A ser tudo verdade, triste figura faz esse desembargador, audaz junto de donzelas, esquivo diante do inimigo. Talvez, porém, dos documentos que lhe narram as aventuras e desventuras, publicados pelo historiador Afonso de E. Taunay nos Anais do Museu Paulista, ressalte, quando lidos nas entrelinhas, uma visão um pouco diferente de sua atuação em São Paulo. Tudo começa por uma fato que se diria atual: o monopólio de uma mercadoria determinando sua escassez artificial e seu real encarecimento. Os paulistas de começos do século XVIII chegavam a pagar vinte mil réis, quantia despropositada para a época, pelo alqueire de sal, cujo preço marcado fora 1$280. Irritado com a exploração, um potentado, Bartolomeu Fernandes de Faria, invadiu, à frente de um bando de caboclos e índios a seu serviço, os armazéns de Santos, deles retirando, pelo preço estipulado, todo o sal. Parece todavia que essa proeza, em si mesma bem-vinda, teve a contrabalançá-la as crueldades e mortes de que seria useiro Bartolomeu. Aqui é que surge, desembargador-sindicante encarregado de apurar o crime, o nosso Souto Maior, que se jactava de prender o valentão.

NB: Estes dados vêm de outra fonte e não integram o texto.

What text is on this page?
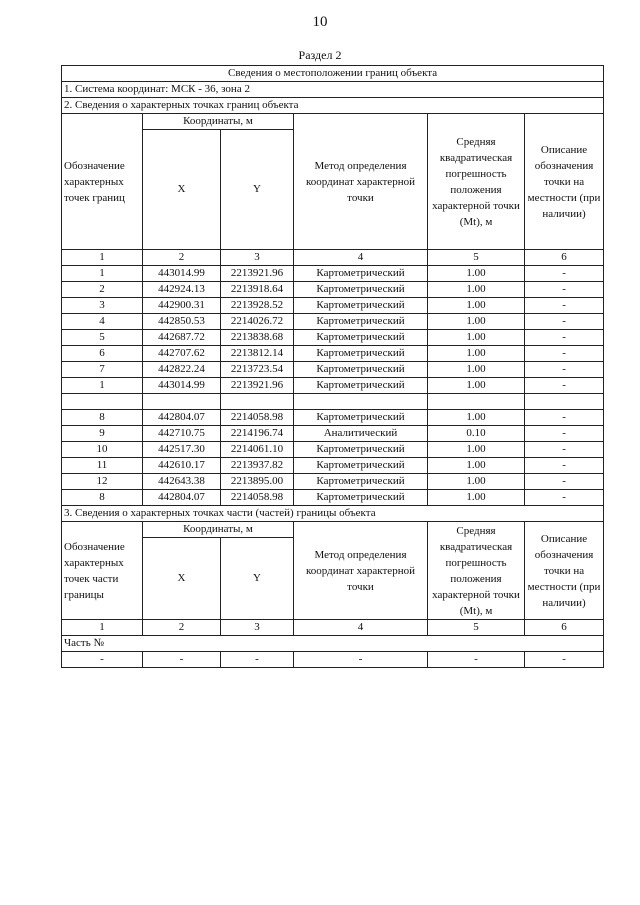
10
Раздел 2
Сведения о местоположении границ объекта					
1. Система координат: МСК - 36, зона 2					
2. Сведения о характерных точках границ объекта					
Обозначение характерных точек границ	Координаты, м		Метод определения координат характерной точки	Средняя квадратическая погрешность положения характерной точки (Mt), м	Описание обозначения точки на местности (при наличии)
	X	Y			
1	2	3	4	5	6
1	443014.99	2213921.96	Картометрический	1.00	-
2	442924.13	2213918.64	Картометрический	1.00	-
3	442900.31	2213928.52	Картометрический	1.00	-
4	442850.53	2214026.72	Картометрический	1.00	-
5	442687.72	2213838.68	Картометрический	1.00	-
6	442707.62	2213812.14	Картометрический	1.00	-
7	442822.24	2213723.54	Картометрический	1.00	-
1	443014.99	2213921.96	Картометрический	1.00	-

8	442804.07	2214058.98	Картометрический	1.00	-
9	442710.75	2214196.74	Аналитический	0.10	-
10	442517.30	2214061.10	Картометрический	1.00	-
11	442610.17	2213937.82	Картометрический	1.00	-
12	442643.38	2213895.00	Картометрический	1.00	-
8	442804.07	2214058.98	Картометрический	1.00	-
3. Сведения о характерных точках части (частей) границы объекта					
Обозначение характерных точек части границы	Координаты, м		Метод определения координат характерной точки	Средняя квадратическая погрешность положения характерной точки (Mt), м	Описание обозначения точки на местности (при наличии)
	X	Y			
1	2	3	4	5	6
Часть №					
-	-	-	-	-	-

Mas não era somente essa a sua missão; competia-lhe também abrir devassa sobre desvios de quintos de ouro e sobre a existência de uma quadrilha de moedeiros falsos. Acontece, porém, que o chefe indigitado desta, um certo Francisco Jorge, morador em Parnaíba, sobrelevava ainda, em força e prestígio, o saqueador de Santos. Embora afrontado tão poderosos adversários, não se acovardou o magistrado, que iniciou diligências rigorosas em Parnaíba, exigindo o comparecimento à sua presença de Francisco Jorge. Mas não se submetiam assim facilmente os paulistas à autoridade reinol, e o movimento contra a sindicância foi encabeçado pelo homem mais rico e de maior prestígio de seu tempo, financiador dos bandeirantes e protetor dos jesuítas, o padre Guilherme Pompeu de Almeida, sendo Souto Maior expulso da vila. Mudado à força para a cidade de São Paulo, tenta aí continuar os seus trabalhos, surge então a acusação de haver violentado uma menina, em motim chefiado pro um neto de Amador Bueno, pessoa também das mais graduadas do lugar, o desembargador só escapa de ser assassinado porque consegue fugir para o Rio.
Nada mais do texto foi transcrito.